1 Cuando el Cordero rompió el séptimo sello, hubo silencio en el cielo como por media hora.

“¡Hubo silencio en el cielo como por media hora!” ¡Que contrastes con los millones de millones cantando con voz fuerte! Silencio, silencio no por un momento de silencio, sino “como por media hora.” Este es un evento sumamente solemne. Silencio. Está por caer sobre la humanidad, la humanidad que Dios creo, la humanidad por la que Él murió, la humanidad en rebeldía a Dios, está por caer sobre esta humanidad el juicio y el castigo de Dios. Como creyentes, debemos entender esto muy bien. Cuando vemos la generación a nuestro rededor, cuando vemos la opinión popular, cuando vemos los rascacielos, cuando vemos los hombres y mujeres poderosos, cuando vemos las instituciones, cuando vemos la rebeldía a nuestro rededor, debemos tenerlo en perspectiva a su solemne y rebelde fin. ¿Aprecias esto?

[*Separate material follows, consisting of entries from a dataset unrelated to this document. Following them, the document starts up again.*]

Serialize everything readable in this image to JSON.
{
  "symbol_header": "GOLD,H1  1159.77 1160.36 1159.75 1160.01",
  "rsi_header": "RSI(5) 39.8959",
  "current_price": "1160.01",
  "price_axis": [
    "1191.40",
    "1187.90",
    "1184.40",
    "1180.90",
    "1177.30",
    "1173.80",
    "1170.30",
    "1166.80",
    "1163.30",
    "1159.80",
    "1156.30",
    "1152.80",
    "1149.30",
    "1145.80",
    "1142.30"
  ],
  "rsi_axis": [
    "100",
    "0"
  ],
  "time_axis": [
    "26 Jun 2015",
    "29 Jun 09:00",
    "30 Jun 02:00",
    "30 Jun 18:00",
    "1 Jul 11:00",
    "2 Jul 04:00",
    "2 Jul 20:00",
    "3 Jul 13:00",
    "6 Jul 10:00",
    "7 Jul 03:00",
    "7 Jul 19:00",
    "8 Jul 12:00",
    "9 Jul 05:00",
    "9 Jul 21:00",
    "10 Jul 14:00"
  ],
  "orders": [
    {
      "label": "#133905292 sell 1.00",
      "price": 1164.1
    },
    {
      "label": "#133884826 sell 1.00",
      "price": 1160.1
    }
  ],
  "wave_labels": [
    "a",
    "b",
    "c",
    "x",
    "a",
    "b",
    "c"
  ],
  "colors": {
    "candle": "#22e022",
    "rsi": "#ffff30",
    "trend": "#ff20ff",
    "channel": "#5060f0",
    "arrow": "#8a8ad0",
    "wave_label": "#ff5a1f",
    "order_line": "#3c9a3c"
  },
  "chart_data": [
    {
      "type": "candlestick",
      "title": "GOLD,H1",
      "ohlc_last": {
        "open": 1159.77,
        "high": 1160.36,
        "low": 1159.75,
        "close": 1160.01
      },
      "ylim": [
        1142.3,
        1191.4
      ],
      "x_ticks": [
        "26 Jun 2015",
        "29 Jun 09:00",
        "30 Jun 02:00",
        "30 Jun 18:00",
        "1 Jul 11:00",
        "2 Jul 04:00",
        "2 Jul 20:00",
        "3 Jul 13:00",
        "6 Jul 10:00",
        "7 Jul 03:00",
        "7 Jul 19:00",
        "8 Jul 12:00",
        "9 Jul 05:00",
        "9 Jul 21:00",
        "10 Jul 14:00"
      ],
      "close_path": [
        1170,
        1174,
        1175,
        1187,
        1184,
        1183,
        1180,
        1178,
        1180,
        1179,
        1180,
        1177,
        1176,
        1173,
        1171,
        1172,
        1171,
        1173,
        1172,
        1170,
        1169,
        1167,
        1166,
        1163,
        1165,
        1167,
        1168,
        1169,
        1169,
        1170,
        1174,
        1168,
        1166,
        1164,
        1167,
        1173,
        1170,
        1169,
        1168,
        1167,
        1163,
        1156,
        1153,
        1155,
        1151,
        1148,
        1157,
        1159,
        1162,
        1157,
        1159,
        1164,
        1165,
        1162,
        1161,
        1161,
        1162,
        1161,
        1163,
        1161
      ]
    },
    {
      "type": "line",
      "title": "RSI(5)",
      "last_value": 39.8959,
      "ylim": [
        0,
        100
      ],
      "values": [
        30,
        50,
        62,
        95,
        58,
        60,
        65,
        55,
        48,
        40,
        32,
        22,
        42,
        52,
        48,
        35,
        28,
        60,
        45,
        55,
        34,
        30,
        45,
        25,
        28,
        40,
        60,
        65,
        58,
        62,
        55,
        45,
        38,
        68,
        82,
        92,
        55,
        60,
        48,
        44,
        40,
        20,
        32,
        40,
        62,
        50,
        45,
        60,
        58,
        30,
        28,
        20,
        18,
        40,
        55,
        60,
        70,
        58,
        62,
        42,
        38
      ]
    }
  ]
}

De que es rebelde esta humanidad no hay duda. Después de fuertes castigos que aniquilan por los menos dos terceras partes de la humanidad, se describe su rebeldía que continúa.

Apocalipsis 9

20 El resto de la humanidad, los que no murieron a causa de estas plagas, tampoco se arrepintieron de sus malas acciones ni dejaron de adorar a los demonios y a los ídolos de oro, plata, bronce, piedra y madera, los cuales no pueden ver ni oír ni caminar. 21 Tampoco se arrepintieron de sus asesinatos ni de sus artes mágicas, inmoralidad sexual y robos.

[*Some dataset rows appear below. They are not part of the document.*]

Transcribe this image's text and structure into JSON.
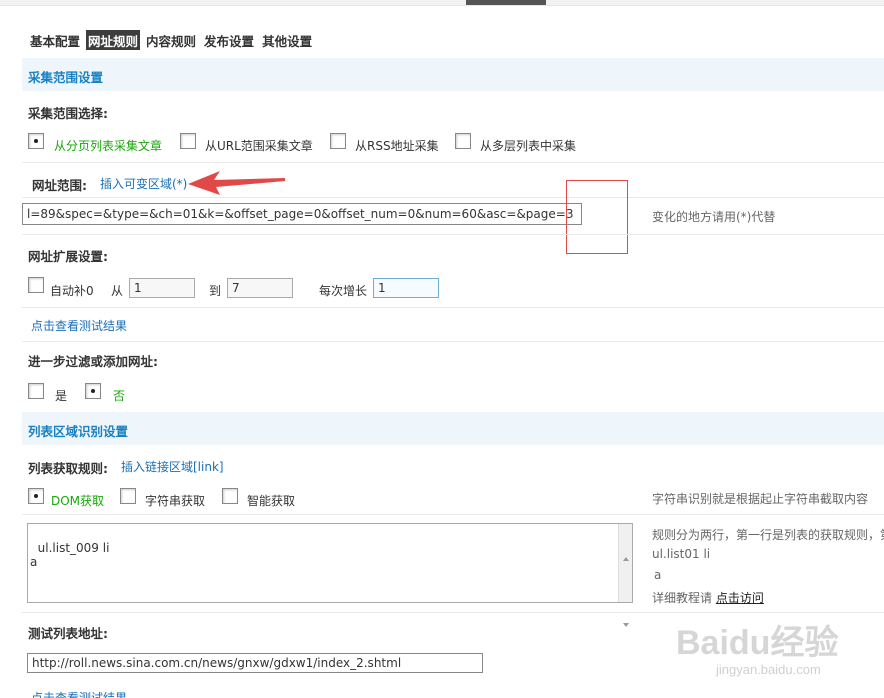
{
  "tabs": [
    {
      "label": "基本配置",
      "active": false
    },
    {
      "label": "网址规则",
      "active": true
    },
    {
      "label": "内容规则",
      "active": false
    },
    {
      "label": "发布设置",
      "active": false
    },
    {
      "label": "其他设置",
      "active": false
    }
  ],
  "collect_range": {
    "header": "采集范围设置",
    "choose_label": "采集范围选择:",
    "options": [
      {
        "label": "从分页列表采集文章",
        "selected": true
      },
      {
        "label": "从URL范围采集文章",
        "selected": false
      },
      {
        "label": "从RSS地址采集",
        "selected": false
      },
      {
        "label": "从多层列表中采集",
        "selected": false
      }
    ],
    "url_range_label": "网址范围:",
    "insert_variable_link": "插入可变区域(*)",
    "url_value": "l=89&spec=&type=&ch=01&k=&offset_page=0&offset_num=0&num=60&asc=&page=3",
    "url_hint": "变化的地方请用(*)代替",
    "ext_label": "网址扩展设置:",
    "auto_zero_label": "自动补0",
    "from_label": "从",
    "from_value": "1",
    "to_label": "到",
    "to_value": "7",
    "step_label": "每次增长",
    "step_value": "1",
    "test_link": "点击查看测试结果",
    "filter_label": "进一步过滤或添加网址:",
    "filter_options": [
      {
        "label": "是",
        "selected": false
      },
      {
        "label": "否",
        "selected": true
      }
    ]
  },
  "list_area": {
    "header": "列表区域识别设置",
    "rule_label": "列表获取规则:",
    "insert_link": "插入链接区域[link]",
    "modes": [
      {
        "label": "DOM获取",
        "selected": true
      },
      {
        "label": "字符串获取",
        "selected": false
      },
      {
        "label": "智能获取",
        "selected": false
      }
    ],
    "rule_text": "ul.list_009 li\na",
    "hint_line1": "字符串识别就是根据起止字符串截取内容",
    "hint_line2": "规则分为两行，第一行是列表的获取规则，第",
    "hint_line3": "ul.list01 li",
    "hint_line4": "a",
    "hint_tutorial": "详细教程请",
    "hint_tutorial_link": "点击访问",
    "test_url_label": "测试列表地址:",
    "test_url_value": "http://roll.news.sina.com.cn/news/gnxw/gdxw1/index_2.shtml",
    "bottom_link": "点击查看测试结果"
  },
  "watermark": {
    "text": "Baidu经验",
    "sub": "jingyan.baidu.com"
  },
  "colors": {
    "header_bg": "#eef5fb",
    "header_text": "#1a82c4",
    "link": "#1a6fb8",
    "selected_option": "#1aa60a",
    "annotation": "#e14848"
  }
}
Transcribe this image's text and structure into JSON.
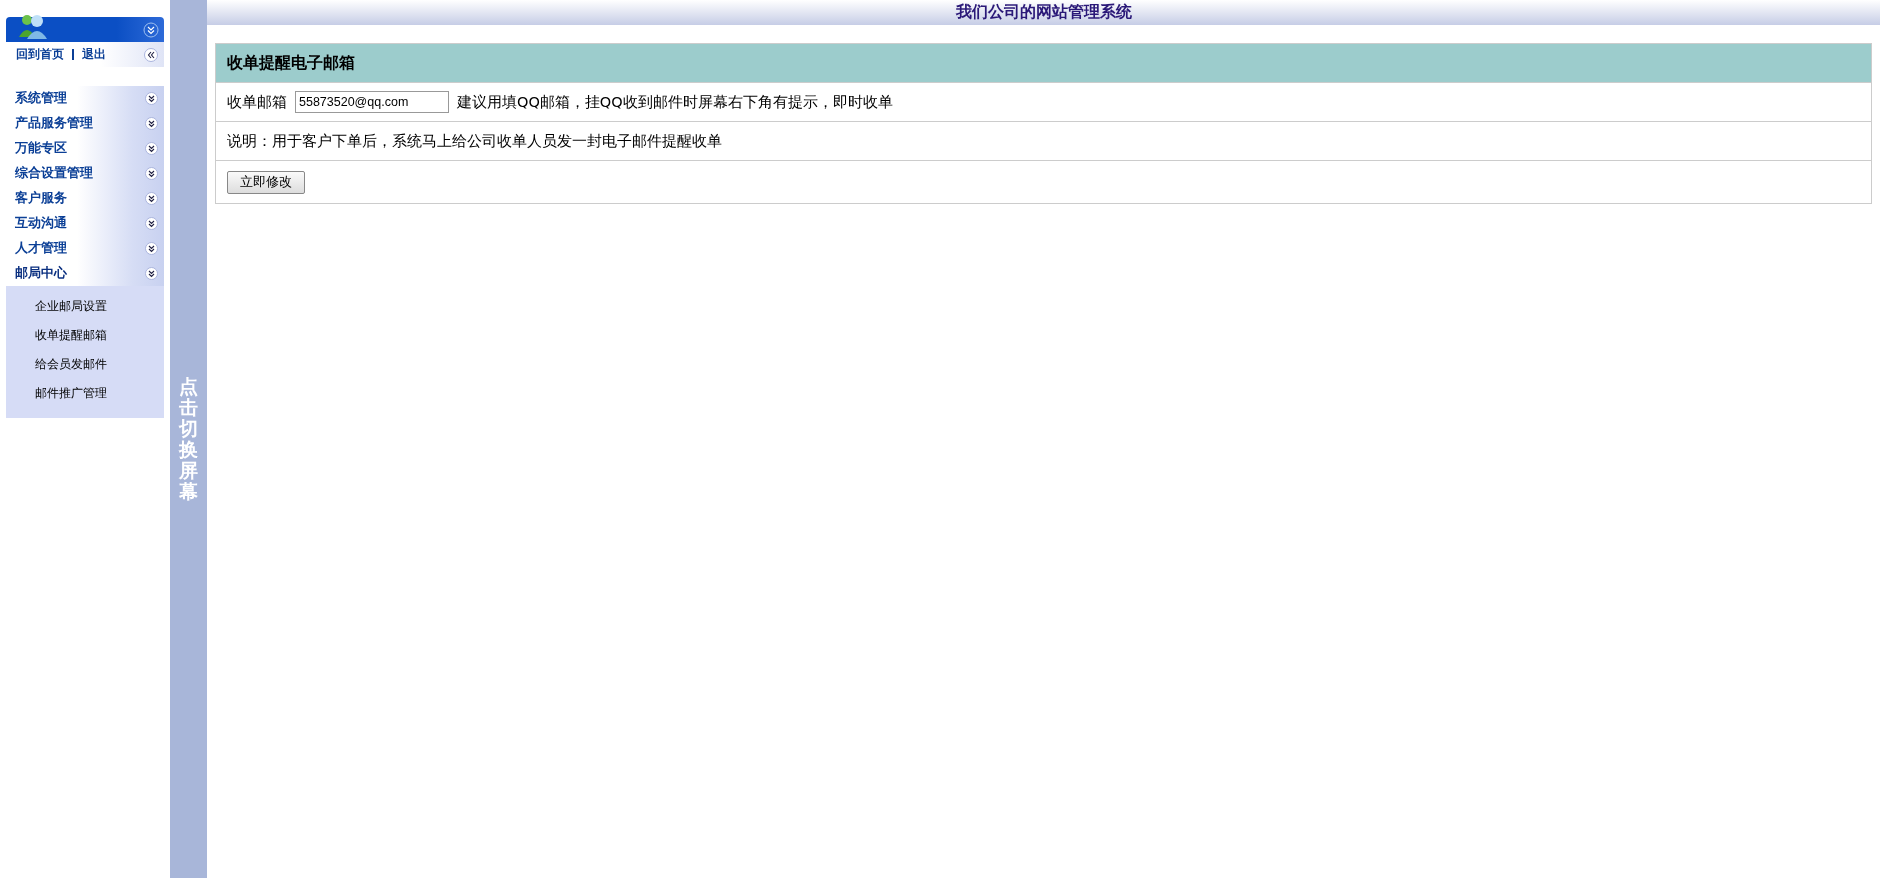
{
  "header": {
    "title": "我们公司的网站管理系统"
  },
  "sidebar": {
    "links": [
      {
        "label": "回到首页"
      },
      {
        "label": "退出"
      }
    ],
    "menu": [
      {
        "label": "系统管理",
        "expanded": false
      },
      {
        "label": "产品服务管理",
        "expanded": false
      },
      {
        "label": "万能专区",
        "expanded": false
      },
      {
        "label": "综合设置管理",
        "expanded": false
      },
      {
        "label": "客户服务",
        "expanded": false
      },
      {
        "label": "互动沟通",
        "expanded": false
      },
      {
        "label": "人才管理",
        "expanded": false
      },
      {
        "label": "邮局中心",
        "expanded": true,
        "children": [
          {
            "label": "企业邮局设置"
          },
          {
            "label": "收单提醒邮箱"
          },
          {
            "label": "给会员发邮件"
          },
          {
            "label": "邮件推广管理"
          }
        ]
      }
    ]
  },
  "toggle_bar": {
    "label": "点击切换屏幕"
  },
  "panel": {
    "title": "收单提醒电子邮箱",
    "field_label": "收单邮箱",
    "field_value": "55873520@qq.com",
    "hint": "建议用填QQ邮箱，挂QQ收到邮件时屏幕右下角有提示，即时收单",
    "note": "说明：用于客户下单后，系统马上给公司收单人员发一封电子邮件提醒收单",
    "button": "立即修改"
  }
}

La solemnidad con la que se toma el juicio y castigo de esta humanidad es la misma solemnidad y seriedad con la que debemos comprender la rebeldía. Que triste, que fin tan triste.

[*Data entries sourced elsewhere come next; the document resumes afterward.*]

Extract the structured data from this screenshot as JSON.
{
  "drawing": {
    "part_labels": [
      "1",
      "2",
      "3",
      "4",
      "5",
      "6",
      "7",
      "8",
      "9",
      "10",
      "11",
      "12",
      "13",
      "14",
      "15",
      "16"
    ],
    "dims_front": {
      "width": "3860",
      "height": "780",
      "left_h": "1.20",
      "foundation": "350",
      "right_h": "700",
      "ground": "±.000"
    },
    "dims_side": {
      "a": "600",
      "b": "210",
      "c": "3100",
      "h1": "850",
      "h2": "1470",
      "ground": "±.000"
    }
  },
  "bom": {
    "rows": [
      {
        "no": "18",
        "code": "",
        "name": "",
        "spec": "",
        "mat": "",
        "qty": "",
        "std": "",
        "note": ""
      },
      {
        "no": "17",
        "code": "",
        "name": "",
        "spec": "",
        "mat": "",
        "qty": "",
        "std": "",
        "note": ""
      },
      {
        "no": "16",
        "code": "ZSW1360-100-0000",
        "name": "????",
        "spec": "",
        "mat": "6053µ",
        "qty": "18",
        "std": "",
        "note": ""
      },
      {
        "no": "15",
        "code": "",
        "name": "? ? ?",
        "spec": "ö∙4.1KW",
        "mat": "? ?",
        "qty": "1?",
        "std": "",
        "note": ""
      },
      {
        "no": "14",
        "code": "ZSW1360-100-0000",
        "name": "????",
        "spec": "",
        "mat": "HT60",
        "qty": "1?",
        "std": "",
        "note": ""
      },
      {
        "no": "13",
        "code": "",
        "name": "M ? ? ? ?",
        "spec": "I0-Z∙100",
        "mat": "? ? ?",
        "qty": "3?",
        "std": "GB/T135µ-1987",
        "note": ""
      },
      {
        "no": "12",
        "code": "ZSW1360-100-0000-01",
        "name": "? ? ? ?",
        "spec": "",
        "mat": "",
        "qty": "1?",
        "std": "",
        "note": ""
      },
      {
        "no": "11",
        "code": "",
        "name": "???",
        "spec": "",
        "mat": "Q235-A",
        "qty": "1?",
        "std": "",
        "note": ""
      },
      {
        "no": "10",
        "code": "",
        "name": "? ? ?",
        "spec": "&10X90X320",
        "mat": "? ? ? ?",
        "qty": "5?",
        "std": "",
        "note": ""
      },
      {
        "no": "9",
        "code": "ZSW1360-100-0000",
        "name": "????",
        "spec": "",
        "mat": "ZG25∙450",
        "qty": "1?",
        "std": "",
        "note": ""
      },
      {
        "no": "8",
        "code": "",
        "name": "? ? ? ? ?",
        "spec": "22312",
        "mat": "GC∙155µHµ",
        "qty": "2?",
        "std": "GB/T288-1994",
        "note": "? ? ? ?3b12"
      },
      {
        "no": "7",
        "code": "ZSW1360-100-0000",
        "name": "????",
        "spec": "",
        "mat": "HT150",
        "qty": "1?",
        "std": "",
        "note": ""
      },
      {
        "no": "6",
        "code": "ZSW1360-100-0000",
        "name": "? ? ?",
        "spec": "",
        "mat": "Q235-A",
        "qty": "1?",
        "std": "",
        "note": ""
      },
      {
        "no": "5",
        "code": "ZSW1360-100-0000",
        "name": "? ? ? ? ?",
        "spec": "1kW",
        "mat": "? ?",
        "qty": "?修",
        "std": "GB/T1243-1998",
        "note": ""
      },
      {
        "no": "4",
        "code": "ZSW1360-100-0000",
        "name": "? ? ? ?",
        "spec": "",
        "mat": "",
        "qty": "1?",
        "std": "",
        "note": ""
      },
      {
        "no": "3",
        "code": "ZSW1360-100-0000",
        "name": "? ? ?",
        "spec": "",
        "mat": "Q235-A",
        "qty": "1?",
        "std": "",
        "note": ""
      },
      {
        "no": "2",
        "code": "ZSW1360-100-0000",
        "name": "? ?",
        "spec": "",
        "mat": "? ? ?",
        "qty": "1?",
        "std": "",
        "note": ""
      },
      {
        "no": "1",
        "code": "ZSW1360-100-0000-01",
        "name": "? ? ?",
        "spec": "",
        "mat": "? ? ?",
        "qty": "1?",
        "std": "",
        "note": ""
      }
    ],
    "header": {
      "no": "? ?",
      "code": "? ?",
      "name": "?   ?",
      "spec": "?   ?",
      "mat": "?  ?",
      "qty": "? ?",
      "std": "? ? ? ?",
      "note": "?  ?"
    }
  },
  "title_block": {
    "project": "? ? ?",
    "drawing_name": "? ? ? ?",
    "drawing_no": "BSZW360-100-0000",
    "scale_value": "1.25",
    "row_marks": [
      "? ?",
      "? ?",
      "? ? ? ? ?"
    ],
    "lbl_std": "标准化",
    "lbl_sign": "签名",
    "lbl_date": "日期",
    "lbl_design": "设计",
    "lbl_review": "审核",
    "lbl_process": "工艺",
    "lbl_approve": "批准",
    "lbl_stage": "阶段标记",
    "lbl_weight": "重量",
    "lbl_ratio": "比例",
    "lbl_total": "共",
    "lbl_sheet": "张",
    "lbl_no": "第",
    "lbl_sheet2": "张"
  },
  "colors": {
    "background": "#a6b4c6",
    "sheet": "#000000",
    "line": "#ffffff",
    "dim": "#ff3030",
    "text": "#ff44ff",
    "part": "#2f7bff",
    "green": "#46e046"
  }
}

Este solemne juicio de Dios termina hasta en el capítulo veinte, como vemos aquí.

Apocalipsis 20

11 Luego vi un gran trono blanco y a alguien que estaba sentado en él. De su presencia huyeron la tierra y el cielo, sin dejar rastro alguno. 12 Vi también a los muertos, grandes y pequeños, de pie delante del trono. Se abrieron unos libros, y luego otro, que es el libro de la vida. Los muertos fueron juzgados según lo que habían hecho, conforme a lo que estaba escrito en los libros. 13 El mar devolvió sus muertos; la muerte y el infierno devolvieron los suyos; y cada uno fue juzgado según lo que había hecho. 14 La muerte y el infierno fueron arrojados al lago de fuego. Este lago de fuego es la muerte segunda. 15 Aquel cuyo nombre no estaba escrito en el libro de la vida era arrojado al lago de fuego.

Hay quienes dudan y se preocupan por saber si este juicio va a ser justo. Muy sencillo, “los muertos fueron juzgados según lo que habían hecho.” No se les juzga por otra cosa, sino “según lo que habían hecho.” Bajo esa norma, todos, incluyéndote a ti e incluyéndome a mi estaríamos condenados, esto es según lo que hemos hecho. Pero hay otro libro, que es el libro de la vida. El tener nuestro nombre escrito allí nos exenta de la muerte de la humanidad rebelde, nos exenta de la muerte segunda.